POET stands for Parameterized Optimizations for Empirical Tuning, or Programmable Optimizations for Empirical tuning. Consider it a scripting language for building small-scale optimizing compilers. The language implementation is open-source. Find the most recent releases at the
Downloads section.
POET has been used to support a large number of compiler optimizations, including loop interchange, parallelization, blocking, fusion/
fission, strength reduction, scalar replacement, SSE vectorization, among others,
and to fully support the code generation of several domain-specific languages, including
automatic tester/timer generation, and automatically translating a finite-statemachine-
based behavior modeling language to C++/Java code.
For more information on POET, refer
Documents or
Publications sections.
History
The POET language was designed and implemented by
Qing Yi at the University of Texas at San Antonio in Mar, 2007 before she moved to Unversity of Colorado at Colorado Springs in 2012.

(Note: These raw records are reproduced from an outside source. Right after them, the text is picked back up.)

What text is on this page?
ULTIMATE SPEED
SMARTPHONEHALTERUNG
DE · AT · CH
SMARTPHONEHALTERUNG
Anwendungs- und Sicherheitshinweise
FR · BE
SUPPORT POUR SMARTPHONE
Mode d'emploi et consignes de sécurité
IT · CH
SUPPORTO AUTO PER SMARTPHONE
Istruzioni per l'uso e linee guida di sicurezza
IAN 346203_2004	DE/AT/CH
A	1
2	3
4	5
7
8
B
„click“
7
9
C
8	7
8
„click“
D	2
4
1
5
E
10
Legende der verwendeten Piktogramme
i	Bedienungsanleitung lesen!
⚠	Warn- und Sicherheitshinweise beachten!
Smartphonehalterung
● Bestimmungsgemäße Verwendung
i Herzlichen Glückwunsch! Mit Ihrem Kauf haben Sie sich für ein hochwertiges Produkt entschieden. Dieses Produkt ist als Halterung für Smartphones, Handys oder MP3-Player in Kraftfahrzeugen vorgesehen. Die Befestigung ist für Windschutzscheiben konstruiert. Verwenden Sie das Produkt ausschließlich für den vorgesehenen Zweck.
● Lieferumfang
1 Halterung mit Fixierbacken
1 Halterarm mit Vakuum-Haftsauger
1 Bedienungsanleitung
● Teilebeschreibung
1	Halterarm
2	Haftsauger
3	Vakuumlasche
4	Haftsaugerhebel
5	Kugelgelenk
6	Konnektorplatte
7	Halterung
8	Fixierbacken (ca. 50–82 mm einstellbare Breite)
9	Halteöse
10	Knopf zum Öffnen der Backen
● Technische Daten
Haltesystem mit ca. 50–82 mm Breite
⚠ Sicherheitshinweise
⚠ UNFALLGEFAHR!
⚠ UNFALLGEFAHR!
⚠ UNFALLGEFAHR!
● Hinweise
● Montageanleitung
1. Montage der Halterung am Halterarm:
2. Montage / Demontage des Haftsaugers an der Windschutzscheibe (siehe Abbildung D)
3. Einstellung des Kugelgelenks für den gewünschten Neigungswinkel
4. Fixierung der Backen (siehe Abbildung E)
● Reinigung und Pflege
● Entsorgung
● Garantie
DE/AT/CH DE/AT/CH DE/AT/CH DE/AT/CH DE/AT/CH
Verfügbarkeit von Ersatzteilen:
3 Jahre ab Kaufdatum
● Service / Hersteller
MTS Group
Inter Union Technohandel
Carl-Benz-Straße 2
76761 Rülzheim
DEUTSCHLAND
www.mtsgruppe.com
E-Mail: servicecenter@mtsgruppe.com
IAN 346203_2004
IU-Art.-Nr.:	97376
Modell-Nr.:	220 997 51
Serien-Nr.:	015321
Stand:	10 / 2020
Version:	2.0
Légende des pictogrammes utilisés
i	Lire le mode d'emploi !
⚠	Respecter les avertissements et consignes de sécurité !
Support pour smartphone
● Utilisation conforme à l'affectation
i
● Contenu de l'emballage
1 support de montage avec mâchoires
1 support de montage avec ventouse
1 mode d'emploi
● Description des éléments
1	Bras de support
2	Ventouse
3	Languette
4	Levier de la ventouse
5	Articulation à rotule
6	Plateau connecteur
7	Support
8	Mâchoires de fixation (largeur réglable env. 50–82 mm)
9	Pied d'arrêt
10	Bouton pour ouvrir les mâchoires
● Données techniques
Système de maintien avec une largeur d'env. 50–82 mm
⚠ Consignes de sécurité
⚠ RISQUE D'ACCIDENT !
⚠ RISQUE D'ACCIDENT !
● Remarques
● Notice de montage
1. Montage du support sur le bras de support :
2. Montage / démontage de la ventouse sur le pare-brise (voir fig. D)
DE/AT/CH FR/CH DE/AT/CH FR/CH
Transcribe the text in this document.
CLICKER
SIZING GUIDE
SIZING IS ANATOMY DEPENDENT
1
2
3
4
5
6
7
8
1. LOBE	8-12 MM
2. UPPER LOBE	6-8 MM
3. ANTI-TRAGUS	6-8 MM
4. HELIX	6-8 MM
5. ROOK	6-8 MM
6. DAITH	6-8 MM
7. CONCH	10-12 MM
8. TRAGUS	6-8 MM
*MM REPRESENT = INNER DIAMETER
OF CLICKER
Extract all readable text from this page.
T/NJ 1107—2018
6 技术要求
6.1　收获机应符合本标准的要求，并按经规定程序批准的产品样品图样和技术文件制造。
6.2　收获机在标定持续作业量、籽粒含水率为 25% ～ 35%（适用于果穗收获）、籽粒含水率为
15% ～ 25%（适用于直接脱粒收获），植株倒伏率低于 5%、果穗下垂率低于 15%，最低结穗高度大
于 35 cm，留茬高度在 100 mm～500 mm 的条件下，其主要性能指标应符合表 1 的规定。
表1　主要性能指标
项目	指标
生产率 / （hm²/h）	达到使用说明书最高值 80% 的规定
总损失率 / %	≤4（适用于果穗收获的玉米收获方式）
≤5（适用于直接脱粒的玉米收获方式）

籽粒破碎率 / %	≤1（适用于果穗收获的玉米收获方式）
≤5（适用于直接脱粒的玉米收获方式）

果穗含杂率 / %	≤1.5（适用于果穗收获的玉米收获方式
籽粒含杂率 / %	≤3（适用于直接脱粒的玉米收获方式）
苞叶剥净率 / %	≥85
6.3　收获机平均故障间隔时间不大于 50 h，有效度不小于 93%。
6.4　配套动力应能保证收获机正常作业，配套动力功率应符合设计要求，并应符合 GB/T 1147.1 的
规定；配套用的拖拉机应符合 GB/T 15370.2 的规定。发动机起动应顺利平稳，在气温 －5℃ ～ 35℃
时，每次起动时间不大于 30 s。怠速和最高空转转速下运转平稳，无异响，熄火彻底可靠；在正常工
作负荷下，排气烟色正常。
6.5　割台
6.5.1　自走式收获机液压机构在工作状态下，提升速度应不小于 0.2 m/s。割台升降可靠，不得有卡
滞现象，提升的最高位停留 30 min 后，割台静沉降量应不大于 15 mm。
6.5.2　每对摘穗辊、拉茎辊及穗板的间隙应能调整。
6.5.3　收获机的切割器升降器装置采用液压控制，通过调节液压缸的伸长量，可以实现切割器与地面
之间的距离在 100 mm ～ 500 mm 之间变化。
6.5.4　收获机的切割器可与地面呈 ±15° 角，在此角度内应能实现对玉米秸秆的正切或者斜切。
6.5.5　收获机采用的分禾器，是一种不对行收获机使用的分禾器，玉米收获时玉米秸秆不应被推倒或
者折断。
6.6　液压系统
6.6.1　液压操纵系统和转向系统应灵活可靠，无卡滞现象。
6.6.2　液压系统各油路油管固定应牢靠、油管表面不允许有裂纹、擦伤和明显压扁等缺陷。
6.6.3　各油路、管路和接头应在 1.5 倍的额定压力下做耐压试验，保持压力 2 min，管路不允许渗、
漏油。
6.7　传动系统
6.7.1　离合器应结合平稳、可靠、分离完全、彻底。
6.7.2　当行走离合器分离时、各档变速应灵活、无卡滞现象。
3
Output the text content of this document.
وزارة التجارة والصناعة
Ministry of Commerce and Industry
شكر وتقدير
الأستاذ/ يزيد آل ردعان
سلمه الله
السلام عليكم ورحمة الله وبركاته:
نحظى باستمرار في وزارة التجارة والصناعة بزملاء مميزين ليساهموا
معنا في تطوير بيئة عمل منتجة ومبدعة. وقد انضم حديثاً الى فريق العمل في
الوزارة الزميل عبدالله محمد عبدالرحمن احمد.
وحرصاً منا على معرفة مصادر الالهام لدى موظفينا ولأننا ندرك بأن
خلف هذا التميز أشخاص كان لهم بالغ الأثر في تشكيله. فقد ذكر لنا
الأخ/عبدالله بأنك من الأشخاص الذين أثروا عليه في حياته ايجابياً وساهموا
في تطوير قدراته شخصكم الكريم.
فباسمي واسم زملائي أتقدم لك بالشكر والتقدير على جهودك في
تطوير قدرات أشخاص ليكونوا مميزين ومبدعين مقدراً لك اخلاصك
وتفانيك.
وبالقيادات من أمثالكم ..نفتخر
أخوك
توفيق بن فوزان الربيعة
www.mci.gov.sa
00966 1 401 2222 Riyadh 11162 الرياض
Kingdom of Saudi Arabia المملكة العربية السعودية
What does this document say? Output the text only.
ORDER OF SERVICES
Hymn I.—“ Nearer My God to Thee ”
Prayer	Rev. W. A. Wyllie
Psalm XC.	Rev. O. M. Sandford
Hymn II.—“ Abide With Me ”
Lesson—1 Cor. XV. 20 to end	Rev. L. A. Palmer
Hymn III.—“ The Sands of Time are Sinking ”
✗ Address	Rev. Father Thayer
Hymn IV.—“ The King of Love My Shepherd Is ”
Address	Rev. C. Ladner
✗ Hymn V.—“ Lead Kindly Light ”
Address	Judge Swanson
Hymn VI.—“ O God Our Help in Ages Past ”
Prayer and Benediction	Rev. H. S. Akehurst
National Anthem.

POET Transformation Engine
POET is an interpreted language designed for
applying advanced program transformations to
code in arbitrary languages as well as quickly
building ad-hoc source-to-source translators between
these languages. It has been used to
support the transformation needs of both popular
programming languages such as C/C++,
Java, FORTRAN, and several domain-specific
languages that we have designed on the fly for
various purposes. Figure shows the structure
of a typical POET transformation engine, which
is essentially a POET language interpreter coupled
with a set of transformation libraries and
language syntax descriptions. The transformation
libraries include predefined POET routines
which can be invoked to apply a large number
of compiler optimizations such as loop interchange,
parallelization, fusion, blocking, unrolling,
array copying, scalar replacement, among others. The language syntax specifications,
on the other hand, are used by the POET interpreter to dynamically parse input code in
a variety of different programming languages. The developer needs to write a POET script
to specify which input files to parse using which syntax descriptions, what transformations
to apply to the input code after parsing, and which syntax to use to unparse the transformation
result. The POET script can be extensively parameterized and reconfigured via
command-line options when invoking the transformation engine.